Jonas Hauser - Akademischer Motorsportverein Zürich
Jonas Hauser, Sie sind engagiert bei AMZ. In welcher Funktion sind Sie im Verein aktiv?
Derzeit bin ich als Fokus-Student der ETH Zürich bei AMZ Racing tätig. Jedes Jahr gibt es insgesamt 16 Fokus-Studenten, die sich Vollzeit am Projekt engagieren und zusammen einen neuen Rennauto-Prototypen bauen. Das Fokusprojekt bietet die Möglichkeit, das im Studium erlernte Wissen endlich ein erstes Mal in der Praxis anzuwenden, wobei der AMZ die perfekte Möglichkeit dafür darstellt. Ich war dieses Jahr für das Getriebe zuständig, was bedeutet, dass ich von Konzeptentscheidung bis hin zur Fertigung und Montage vollständig frei konstruieren und entscheiden durfte, natürlich mit Hilfe und Tipps unserer Teamleitung und früherer Fokusstudenten. Zudem war ich für die Fertigung aller mechanisch gefertigten Teile zuständig. Dieses Jahr wurden über 600 verschiedene Teile von unseren Fertigungspartnern gefertigt.

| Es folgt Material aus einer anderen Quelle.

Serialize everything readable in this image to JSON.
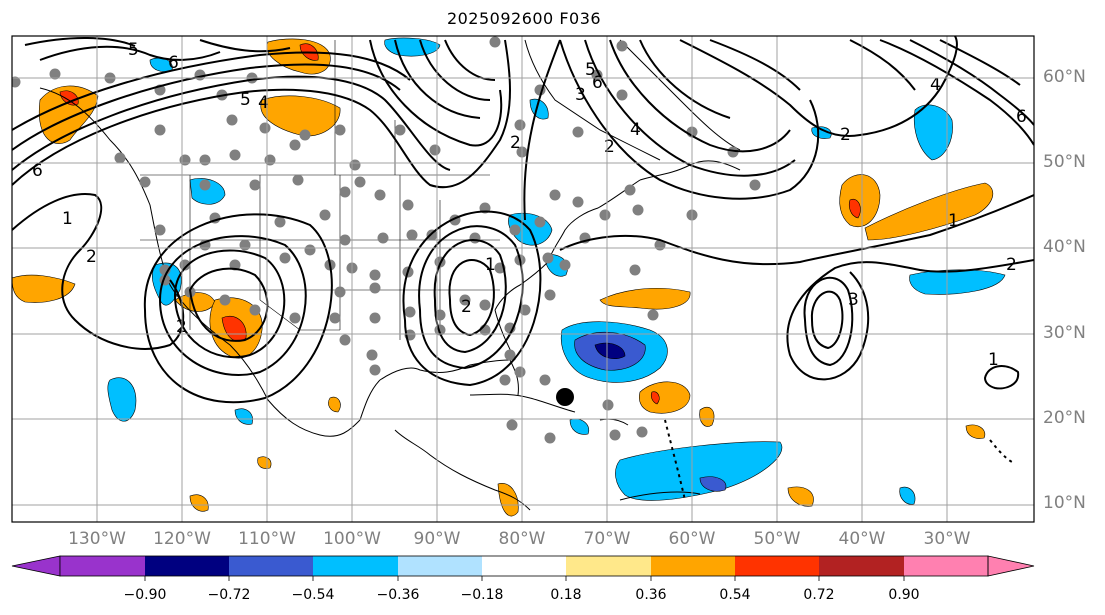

Wie müssen wir uns ein Rennen vorstellen? Sind die Rennen in der Schweiz, Österreich, Ungarn und Deutschland für welche Sie sich qualifiziert haben auch öffentlich mit Publikum?
Rennen in der Formula Student bestehen grundsätzlich nicht nur aus dynamischen Disziplinen, in denen das Auto fährt, sondern auch aus statischen Disziplinen, in denen beispielsweise das Design des Autos Experten aus der Industrie erklärt und begründet werden muss oder die Kosten für einen speziellen Teil des Autos, inklusive Fertigung, aufgelistet werden müssen. Diese Rennen sind öffentlich. Besonders spannend für die Besucher sind die letzten 2 Tage, in denen die dynamischen Disziplinen stattfinden.
Mit welchen Geschwindigkeiten sind die Rennwagen auf der Strecke unterwegs und welches sind die grössten Herausforderungen?
In der Formula Student hat Sicherheit eine extrem hohe Bedeutung. Aufgrund dessen werden die Strecken so gebaut und auch unser Auto darauf ausgelegt, dass maximal Geschwindigkeiten von 120 km/h erreicht werden. Uns zeichnet eher aus, dass wir bis zu 1.8g beschleunigen, bis zu 2.7g bremsen und mit bis zu 3g Querbeschleunigung um die Kurve fahren können.
Die allergrösste Herausforderung ist der zeitliche Druck und die Tatsache, dass alles beim ersten Versuch funktionieren muss. Da wir jedes Jahr einen neuen Prototyp entwickeln ist es essenziell, dass keine Designfehler oder Ähnliches auftreten dürfen.
Machen Sie während der Rennen auch Boxenstopps und falls ja, wie laufen diese ab?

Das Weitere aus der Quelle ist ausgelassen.